Outside, the smoking men were gone. Olivia said, “You’re handy to have around.”
“Just tell me what plan B is.”
“We’re still on plan A: Find Alvaro.”
“That room up there? It’s all I had. So we need plan B.”
“Then we have to find the probability machine ourselves.”
“
How?”
“I’ll figure something out.”
“Well, you better figure it out quick. Emilio saw your scar,” Dee said, causing Olivia to immediately cup her hand over the back of her neck. “He knows you have the link.”
Thirty-Three
The next morning, after five hours of murderous jet lag and two of bad sleep, Olivia opened her eyes and still didn’t know how to find Alvaro or the probability machine. She quickly put herself together and headed downstairs. They had spent the night in the Beit Wakil. Before the war, it had been a four-star hotel in eastern Aleppo. Now the most you could say for it was that it was open and, for the most part, structurally sound, not to mention cheap. And they had coffee, strong coffee, which Dee was drinking in the dining room when Olivia walked in. Foreigners occupied about half the tables, a few men in suits, others in safari shirts. Olivia spotted Dee, sat down, and poured a cup of mud.
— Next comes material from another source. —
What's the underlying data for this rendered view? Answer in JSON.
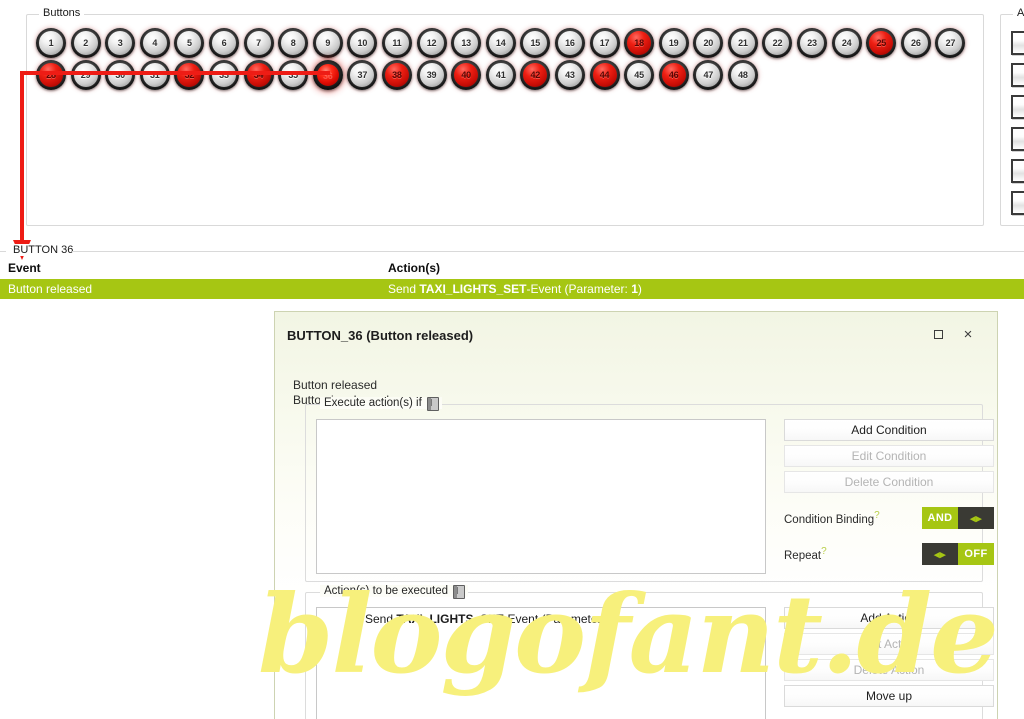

Priority one was to find the probability machine, with or without Alvaro’s help. If that wasn’t possible, the backup plan was to track down the possible path of weaponized variola out of Aleppo. Jacob’s original probability had prevented the escape, but Olivia worried that it was a temporary measure. Variola was still here somewhere, a potential, maybe even an inevitable threat. And there’d be no magic halos this time. They had to be on top of it.
“What’s the plan?” Dee looked as bleary-eyed as Olivia felt.
“It’s still gelling.”
Dee nodded, slurped her coffee.
Olivia looked at her over the rim of her own coffee cup. “Look, I have some private business to take care of.”
“You can do that while gelling?”
“Yeah.” Olivia’s coffee was hot enough to burn her tongue, but she didn’t care.